Zehra’nın Cenneti’nden bakarken

Bir İranlı, bir Arap ve bir Yahudi, birlikte çalışmaya karar verir... Hayır, bu bir fıkranın girişi değil. ‘Bir Ayrılık’ ile bu yılın Yabancı Dilde En İyi Film Oscarı’nı alan İran’ın, İslam Cumhuriyeti’ne rağmen (biraz da ne yazık ki onun sayesinde) elde ettiği değerlerden birinin öyküsünün başlangıcı

Haberin Devamı

İranlı Nida’yı hatırlıyor musunuz? İnternetten ve televizyonlardan yayınlanan videoda, ölümünü izlemiştik hani birkaç yıl önce. 2009’daki seçimlerden sonra karışan İran’da, sokaklara dökülüp demokrasi ve özgürlük arayan gençlerden biriydi. Gösteriler sırasında vuruldu, birkaç dakika içinde öldü.

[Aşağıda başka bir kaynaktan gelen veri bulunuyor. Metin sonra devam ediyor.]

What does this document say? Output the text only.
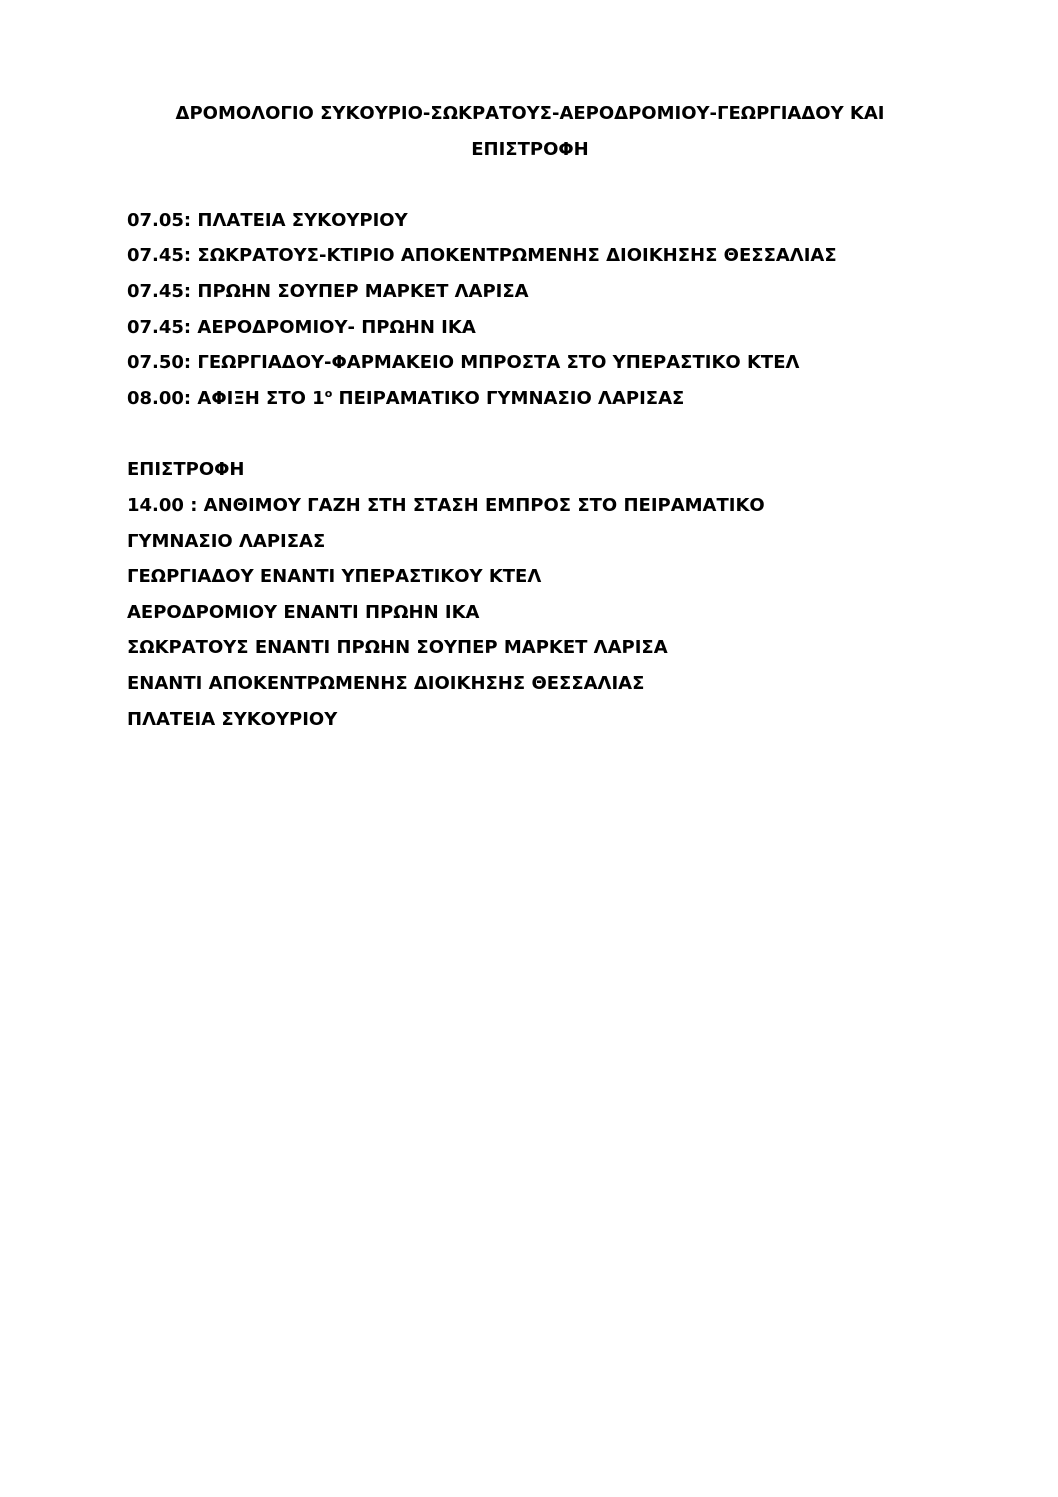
ΔΡΟΜΟΛΟΓΙΟ ΣΥΚΟΥΡΙΟ-ΣΩΚΡΑΤΟΥΣ-ΑΕΡΟΔΡΟΜΙΟΥ-ΓΕΩΡΓΙΑΔΟΥ ΚΑΙ
ΕΠΙΣΤΡΟΦΗ

07.05: ΠΛΑΤΕΙΑ ΣΥΚΟΥΡΙΟΥ

07.45: ΣΩΚΡΑΤΟΥΣ-ΚΤΙΡΙΟ ΑΠΟΚΕΝΤΡΩΜΕΝΗΣ ΔΙΟΙΚΗΣΗΣ ΘΕΣΣΑΛΙΑΣ

07.45: ΠΡΩΗΝ ΣΟΥΠΕΡ ΜΑΡΚΕΤ ΛΑΡΙΣΑ

07.45: ΑΕΡΟΔΡΟΜΙΟΥ- ΠΡΩΗΝ ΙΚΑ

07.50: ΓΕΩΡΓΙΑΔΟΥ-ΦΑΡΜΑΚΕΙΟ ΜΠΡΟΣΤΑ ΣΤΟ ΥΠΕΡΑΣΤΙΚΟ ΚΤΕΛ

08.00: ΑΦΙΞΗ ΣΤΟ $1^o$ ΠΕΙΡΑΜΑΤΙΚΟ ΓΥΜΝΑΣΙΟ ΛΑΡΙΣΑΣ

ΕΠΙΣΤΡΟΦΗ

14.00 : ΑΝΘΙΜΟΥ ΓΑΖΗ ΣΤΗ ΣΤΑΣΗ ΕΜΠΡΟΣ ΣΤΟ ΠΕΙΡΑΜΑΤΙΚΟ

ΓΥΜΝΑΣΙΟ ΛΑΡΙΣΑΣ

ΓΕΩΡΓΙΑΔΟΥ ΕΝΑΝΤΙ ΥΠΕΡΑΣΤΙΚΟΥ ΚΤΕΛ

ΑΕΡΟΔΡΟΜΙΟΥ ΕΝΑΝΤΙ ΠΡΩΗΝ ΙΚΑ

ΣΩΚΡΑΤΟΥΣ ΕΝΑΝΤΙ ΠΡΩΗΝ ΣΟΥΠΕΡ ΜΑΡΚΕΤ ΛΑΡΙΣΑ

ΕΝΑΝΤΙ ΑΠΟΚΕΝΤΡΩΜΕΝΗΣ ΔΙΟΙΚΗΣΗΣ ΘΕΣΣΑΛΙΑΣ

ΠΛΑΤΕΙΑ ΣΥΚΟΥΡΙΟΥ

Ve o son bakışı herkesin zihnine kazındı.
Nida ve onun gibi yüzlerce gencin hikayesi, bir çizgi romana konu oldu: ‘Zahra’s Paradise - Zehra’nın Cenneti’. Bu aynı zamanda İran’ın en büyük mezarlığının ismi. Çizgi roman, 2009 Haziran’ındaki gösteriler sırasında kaybolan oğlunu arayan Zehra’nın öyküsünü anlatıyor. Marjane Satrapi’nin sinemaya da aktarılan çizgi romanı Persepolis’i bilir misiniz? ‘Zehra’nın Cenneti’, onun günümüzde geçen devamı gibi. Yazarı İranlı, çizeri Arap, editörüyse Yahudi. Üçü de ABD’de yaşıyor.

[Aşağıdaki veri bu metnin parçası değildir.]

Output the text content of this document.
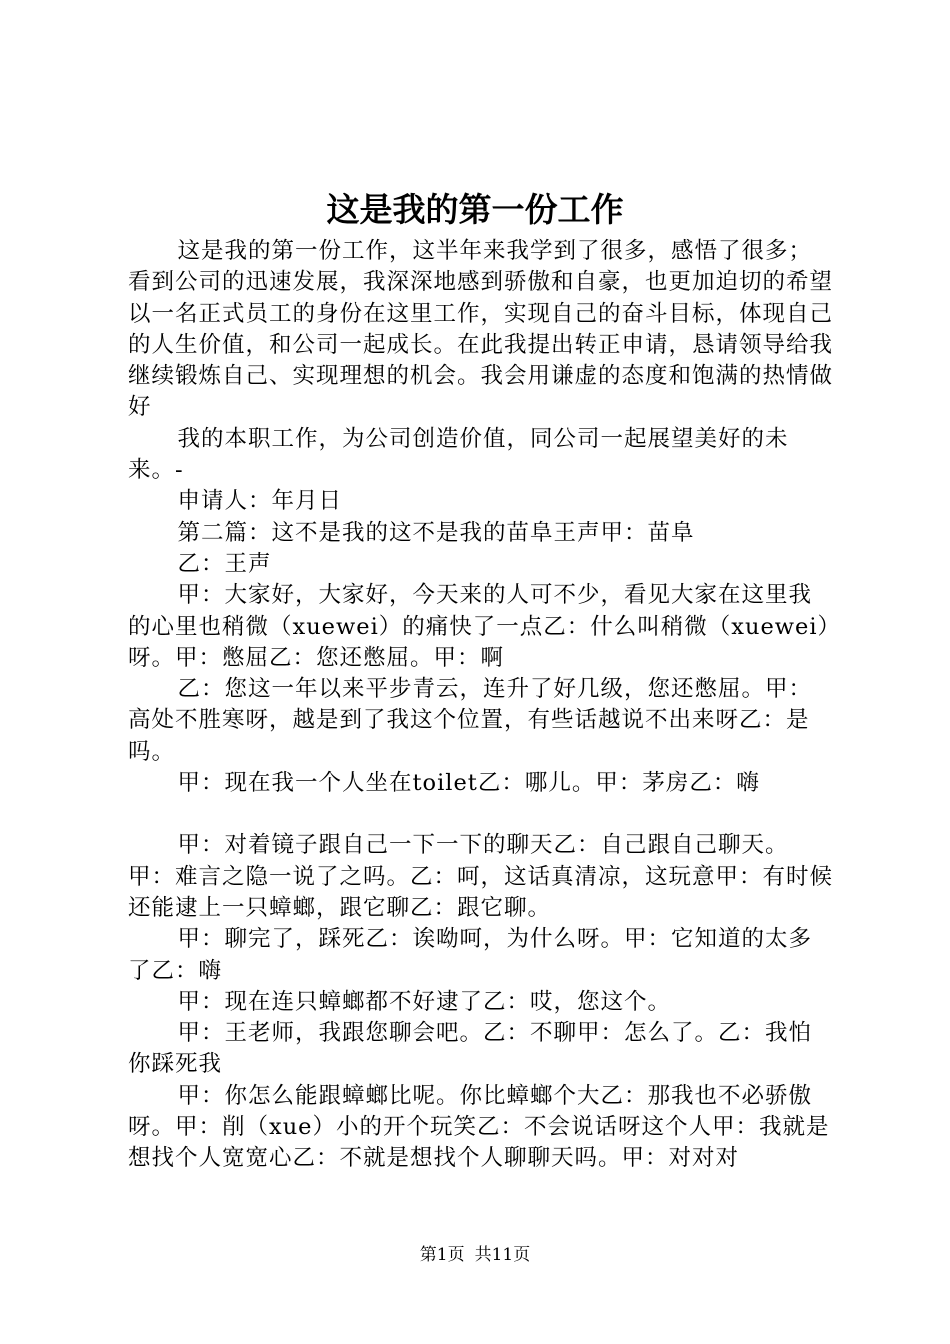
这是我的第一份工作

这是我的第一份工作，这半年来我学到了很多，感悟了很多；看到公司的迅速发展，我深深地感到骄傲和自豪，也更加迫切的希望以一名正式员工的身份在这里工作，实现自己的奋斗目标，体现自己的人生价值，和公司一起成长。在此我提出转正申请，恳请领导给我继续锻炼自己、实现理想的机会。我会用谦虚的态度和饱满的热情做好

我的本职工作，为公司创造价值，同公司一起展望美好的未来。-

申请人：年月日

第二篇：这不是我的这不是我的苗阜王声甲：苗阜

乙：王声

甲：大家好，大家好，今天来的人可不少，看见大家在这里我的心里也稍微（xuewei）的痛快了一点乙：什么叫稍微（xuewei）呀。甲：憋屈乙：您还憋屈。甲：啊

乙：您这一年以来平步青云，连升了好几级，您还憋屈。甲：高处不胜寒呀，越是到了我这个位置，有些话越说不出来呀乙：是吗。

甲：现在我一个人坐在toilet乙：哪儿。甲：茅房乙：嗨

甲：对着镜子跟自己一下一下的聊天乙：自己跟自己聊天。甲：难言之隐一说了之吗。乙：呵，这话真清凉，这玩意甲：有时候还能逮上一只蟑螂，跟它聊乙：跟它聊。

甲：聊完了，踩死乙：诶呦呵，为什么呀。甲：它知道的太多了乙：嗨

甲：现在连只蟑螂都不好逮了乙：哎，您这个。

甲：王老师，我跟您聊会吧。乙：不聊甲：怎么了。乙：我怕你踩死我

甲：你怎么能跟蟑螂比呢。你比蟑螂个大乙：那我也不必骄傲呀。甲：削（xue）小的开个玩笑乙：不会说话呀这个人甲：我就是想找个人宽宽心乙：不就是想找个人聊聊天吗。甲：对对对

第1页 共11页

Yazarı Emir, gazeteci, insan hakları eylemcisi ve belgesel film yapımcısı. İran’da doğmuş, 1979’daki İslam Devrimi’nden sonra 12 yaşındayken ailesiyle ülkeden ayrılmış. Halil ise, Paris doğumlu bir Arap. Hep politik karikatürler çizmiş. 20 yaşından beri ABD’de çalışıyor. İkili tam da seçimler öncesinde tanışıp arkadaş oluyor, 2010 başında Zehra’nın Cenneti’ni internetten yayınlamaya başlıyorlar, binlerce kişi ziyaret ediyor. Geçen Eylül’de de kağıda baskısı yayınlandı. New York Times’ın en çok satanlar listesine girdi. Bu yılın sonuda doğru Türkçe’de de yayınlanacak. Yazar Emir, Yasemin Devrimi’ni gerçekleştiren Araplar’ın, 2009’da İranlı kardeşlerinin açtığı yoldan ilerlediğini düşünüyor.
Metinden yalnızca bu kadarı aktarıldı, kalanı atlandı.